I want to create a sub class of a pandas dataframe, and then sub classes from that super class, such that when any method is called on either the super class, sub class, or from pd.dataframe class itself, they all return the same type of object that called it. Below code seems to do what I want, but I just want to confirm this is the correct way to do it, or if this is wrong and could pose a problem I’m not aware of, and maybe there is a correct way of doing it.

class Base(pd.DataFrame):
    def __init__(self, data=None, *args, **kwargs):
        super().__init__(data, *args, **kwargs)

    @property
    def _constructor(self):
         # return Base <- this doesn't work as I want
        return type(self)

    def method1(self):
        return self.rename({"old": "new"})

class subBase(Base):
    def method2(self):
        # some other method

When I call method1 from a subBase class, I want it to return a subBase class, not a Base class.
Any advice appreciated.

Naming a class after a Python built-in, e.g. super, is not the correct way to do anything other than deliberately shadow that built-in.
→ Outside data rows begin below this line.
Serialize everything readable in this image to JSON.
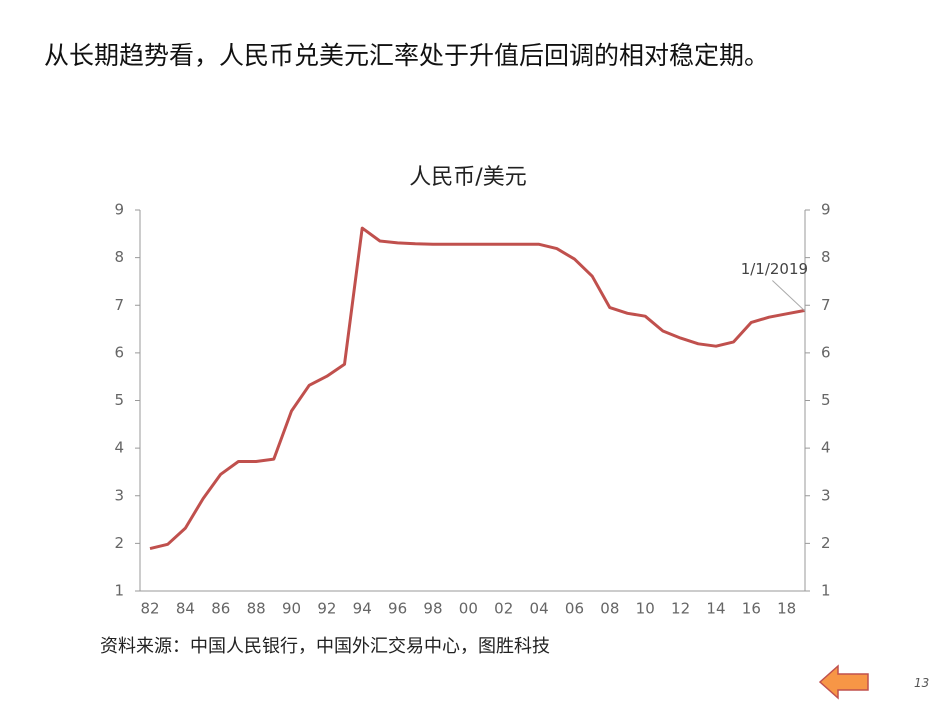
{
  "header": {
    "title": "从长期趋势看，人民币兑美元汇率处于升值后回调的相对稳定期。"
  },
  "chart_data": {
    "type": "line",
    "title": "人民币/美元",
    "categories": [
      "82",
      null,
      "84",
      null,
      "86",
      null,
      "88",
      null,
      "90",
      null,
      "92",
      null,
      "94",
      null,
      "96",
      null,
      "98",
      null,
      "00",
      null,
      "02",
      null,
      "04",
      null,
      "06",
      null,
      "08",
      null,
      "10",
      null,
      "12",
      null,
      "14",
      null,
      "16",
      null,
      "18",
      null
    ],
    "values": [
      1.89,
      1.98,
      2.32,
      2.94,
      3.45,
      3.72,
      3.72,
      3.77,
      4.78,
      5.32,
      5.51,
      5.76,
      8.62,
      8.35,
      8.31,
      8.29,
      8.28,
      8.28,
      8.28,
      8.28,
      8.28,
      8.28,
      8.28,
      8.19,
      7.97,
      7.61,
      6.95,
      6.83,
      6.77,
      6.46,
      6.31,
      6.19,
      6.14,
      6.23,
      6.64,
      6.75,
      6.82,
      6.89
    ],
    "color": "#c0504d",
    "ylim": [
      1,
      9
    ],
    "yticks": [
      1,
      2,
      3,
      4,
      5,
      6,
      7,
      8,
      9
    ],
    "y2lim": [
      1,
      9
    ],
    "y2ticks": [
      1,
      2,
      3,
      4,
      5,
      6,
      7,
      8,
      9
    ],
    "annotation": "1/1/2019"
  },
  "footer": {
    "source": "资料来源：中国人民银行，中国外汇交易中心，图胜科技",
    "page_number": "13"
  }
}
As to the goal, it all depends on what pd.DataFrame.copy returns.

1 Like

IIRC from digging into the pandas and numpy sources some months ago,
they try quite hard to produce the same type of object as called them. I
believe to aid interoperability of various libraries without each having
to rewrite the whole universe.

2 Likes

Apologies, that was pseudocode for demonstration purposes. I’ve edited the post to make it more clear.

No problem.

Just try it, and have a look at the type of object .copy returns. If it returns Self in a simple test, on all the different subclasses, the Pandas devs are unlikely to have added code to make it do something different, but only in some special circumstances, that could trap you.